3. A method of implementing a TTS system as claimed in either claim 1 or 2, in which said pronunciation is also stored in the exceptions log.

4. A method of implementing a TTS system as claimed in any one of claims 1 to 3, in which said syntax is also stored in the exceptions log.

5. A method of implementing a TTS system as claimed in any one of the previous claims, further comprising logging in the exceptions log the number of times a word has not been identified in the dictionary.

6. A method of implementing a TTS system as claimed in any one of the previous claims, further comprising logging in the dictionary the number of times a word has been identified.

7. A method of implementing a TTS system as claimed in claim 5 and 6, further comprising analysing the most frequently logged words in the exceptions log with the least frequently logged words in the dictionary and deleting the least logged words in the dictionary whilst adding the most frequently logged words from the exceptions log.

( 13

8. A method of implementing a TTS system as claimed in any one of the previous claims, further comprising adding the most frequently used words periodically.
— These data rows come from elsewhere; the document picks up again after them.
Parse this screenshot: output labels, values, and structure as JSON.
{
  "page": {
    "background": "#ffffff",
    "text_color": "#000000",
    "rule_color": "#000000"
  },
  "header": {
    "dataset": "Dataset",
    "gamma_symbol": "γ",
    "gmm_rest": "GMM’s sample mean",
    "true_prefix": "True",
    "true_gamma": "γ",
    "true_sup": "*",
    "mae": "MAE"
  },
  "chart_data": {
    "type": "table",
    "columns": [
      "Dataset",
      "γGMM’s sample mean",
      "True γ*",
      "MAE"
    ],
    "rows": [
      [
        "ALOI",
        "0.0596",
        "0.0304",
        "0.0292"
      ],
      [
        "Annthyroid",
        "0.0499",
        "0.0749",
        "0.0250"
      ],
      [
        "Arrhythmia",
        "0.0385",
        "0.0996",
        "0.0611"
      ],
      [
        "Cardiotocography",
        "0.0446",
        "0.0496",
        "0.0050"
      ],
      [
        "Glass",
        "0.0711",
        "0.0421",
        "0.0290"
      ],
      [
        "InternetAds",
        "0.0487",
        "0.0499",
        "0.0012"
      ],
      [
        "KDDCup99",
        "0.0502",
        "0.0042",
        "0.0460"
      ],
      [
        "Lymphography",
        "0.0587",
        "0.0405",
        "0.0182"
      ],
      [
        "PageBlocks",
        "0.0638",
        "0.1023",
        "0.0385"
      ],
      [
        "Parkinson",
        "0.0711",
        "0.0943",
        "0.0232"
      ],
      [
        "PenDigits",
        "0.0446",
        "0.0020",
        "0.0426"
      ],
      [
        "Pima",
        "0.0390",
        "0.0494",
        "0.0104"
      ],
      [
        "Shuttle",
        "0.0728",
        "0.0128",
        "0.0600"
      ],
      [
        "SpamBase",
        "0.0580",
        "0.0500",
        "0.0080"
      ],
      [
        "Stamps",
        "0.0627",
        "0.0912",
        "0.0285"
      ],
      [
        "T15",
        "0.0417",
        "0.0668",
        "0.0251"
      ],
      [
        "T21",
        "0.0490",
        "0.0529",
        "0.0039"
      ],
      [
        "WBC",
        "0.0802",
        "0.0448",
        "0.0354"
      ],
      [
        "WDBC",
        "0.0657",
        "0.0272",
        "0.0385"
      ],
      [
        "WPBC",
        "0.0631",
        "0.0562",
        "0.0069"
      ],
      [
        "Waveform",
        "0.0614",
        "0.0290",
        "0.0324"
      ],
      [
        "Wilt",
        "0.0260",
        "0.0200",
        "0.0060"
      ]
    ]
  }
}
9. A method of implementing a TTS system as claimed in any one of claims I to 7, further comprising adding the most frequently used words when any one of the following events occur, when the number of words compared exceeds a predetermined number or that the exceptions log is full or following receipt of a command from a user of the TTS system or exponentially throughout time following initiation of the TTS system.

10. A method of implementing a TTS system as claimed in any one of the previous claims, further comprising verifying the pronunciation of the words stored in the exceptions log prior to adding the words to the dictionary.

11. A method of implementing a TTS system as claimed in claim 11, wherein verifying the pronunciation comprising verifying the pronunciation with a user of the TTS system.

12. A method of implementing a TTS system as claimed in claim 11, wherein verifying the pronunciation comprising verifying the pronunciation with a remote pronunciation dictionary.

13. A mobile telephone including a text to speech system operated in accordance with the method as claimed in any one of the preceding claims.